All this leaves multiple ways to interpret and reason about the available evidence.”

Curry, and others with evidence countering the president’s narrative of an accelerating and catastrophic warming, are labeled by Obama as “critics,” “cynics,” “deniers,” and on “their own shrinking island.”

Yet data of observed reality collected from the U.N.’s International Panel on Climate Change and the U.S. National Climate Data Center does not show increasing frequency of extreme weather across the globe, whether you look at hurricanes, tornadoes, droughts, or floods.

With so much yet unknown or unclear, one has to wonder if we are entirely misdiagnosing the problem.

  1. What Will New Measures Do?

Obama hasn’t given Americans, or the world, an answer to perhaps the most important question: what kind of impact will global warming measures accomplish?

For starters, Federal subsidies and tax credits for wind and solar have cost billions of dollars while only increasing wind and solar contribution to the American energy by only 5 percent. In addition, it has tied both industries to government dependence with only minor success.

Energy efficiency mandates have reduced choices for Americans through the back door of regulation.

That has meant more expensive kitchen appliances or car models that must prioritize carbon dioxide emissions over other preferences like size, safety, or performance, not to mention an insult to the ability of Americans to make good energy efficiency choices for themselves.

And the Clean Power Plan, should it survive the serious legal problems with the regulations, promises to create a $2.5 trillion loss in GDP, hundreds of thousands of jobs lost, and a total income loss of $7,000 per person by 2030.

Those hardest hit will be people in manufacturing and with lower incomes.

Rich with irony, Obama warned that if we don’t act on climate change there would be “entire industries of people who can’t practice their livelihood.”

Tell that to those in the coal industry facing the gauntlet of the Clean Power Plan and a slew of other federal regulations, or miners and oil companies in Alaska in the crosshairs of the Obama administration’s zero carbon economy.

As it turns out, these mandates and subsidies also prove to be barriers to the progress and innovation the Obama administration wants.

Where does it get us on the path to addressing global warming?

Just shy of nowhere, or less than 0.002 degrees Celsius using an EPA model.

Jim Hansen, far from Obama’s global warming “deniers,” called the Clean Power Plan “practically worthless,” even though it is the centerpiece of the Obama administration’s climate agenda.

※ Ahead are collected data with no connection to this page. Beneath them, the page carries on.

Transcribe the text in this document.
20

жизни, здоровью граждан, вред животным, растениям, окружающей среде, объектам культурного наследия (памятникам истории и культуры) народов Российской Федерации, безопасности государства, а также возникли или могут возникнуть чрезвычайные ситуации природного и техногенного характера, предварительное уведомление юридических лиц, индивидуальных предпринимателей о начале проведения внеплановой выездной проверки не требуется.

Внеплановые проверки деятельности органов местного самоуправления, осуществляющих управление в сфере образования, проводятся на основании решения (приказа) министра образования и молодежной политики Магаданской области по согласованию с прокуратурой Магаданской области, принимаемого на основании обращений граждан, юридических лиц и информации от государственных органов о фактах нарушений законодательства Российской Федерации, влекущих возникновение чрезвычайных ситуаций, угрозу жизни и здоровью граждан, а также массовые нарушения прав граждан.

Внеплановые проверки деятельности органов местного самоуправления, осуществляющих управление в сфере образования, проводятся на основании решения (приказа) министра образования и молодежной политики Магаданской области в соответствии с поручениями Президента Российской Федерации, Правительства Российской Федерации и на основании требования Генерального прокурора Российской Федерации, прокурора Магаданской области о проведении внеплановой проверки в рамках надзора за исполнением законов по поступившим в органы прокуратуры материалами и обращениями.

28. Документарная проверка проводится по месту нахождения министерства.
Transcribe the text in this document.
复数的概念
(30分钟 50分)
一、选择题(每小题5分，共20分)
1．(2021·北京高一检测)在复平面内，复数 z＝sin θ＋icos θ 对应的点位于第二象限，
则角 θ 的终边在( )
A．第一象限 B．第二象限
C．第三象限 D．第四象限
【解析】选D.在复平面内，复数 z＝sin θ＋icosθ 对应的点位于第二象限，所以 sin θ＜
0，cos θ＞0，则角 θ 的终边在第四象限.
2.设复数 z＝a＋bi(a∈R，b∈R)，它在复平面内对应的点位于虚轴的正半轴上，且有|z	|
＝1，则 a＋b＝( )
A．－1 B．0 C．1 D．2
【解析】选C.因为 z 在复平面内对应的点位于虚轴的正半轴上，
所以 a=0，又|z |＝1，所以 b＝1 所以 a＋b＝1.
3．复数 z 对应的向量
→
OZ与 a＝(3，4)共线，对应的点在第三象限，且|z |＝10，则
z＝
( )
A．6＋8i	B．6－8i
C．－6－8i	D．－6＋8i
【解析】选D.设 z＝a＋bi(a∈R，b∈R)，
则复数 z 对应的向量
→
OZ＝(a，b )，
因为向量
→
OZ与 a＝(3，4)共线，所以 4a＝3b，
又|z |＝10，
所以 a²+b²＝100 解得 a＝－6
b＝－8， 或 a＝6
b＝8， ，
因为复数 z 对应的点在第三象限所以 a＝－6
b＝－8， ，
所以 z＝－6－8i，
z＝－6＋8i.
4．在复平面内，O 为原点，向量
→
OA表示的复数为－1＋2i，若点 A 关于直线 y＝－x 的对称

The administrator of the Environmental Protection Agency, responsible for the Clean Power Plan, has testified before Congress that the Clean Power Plan isn’t about reducing global temperatures but “an investment opportunity” and “the tone and tenor” of international climate discussions.

Too many government policies, at home and abroad, make opportunity further out of reach under the misguided notion of making a dent in global warming.

In the process they thwart the opportunity, mobility, and wealth that can empower people to deal with environmental challenges.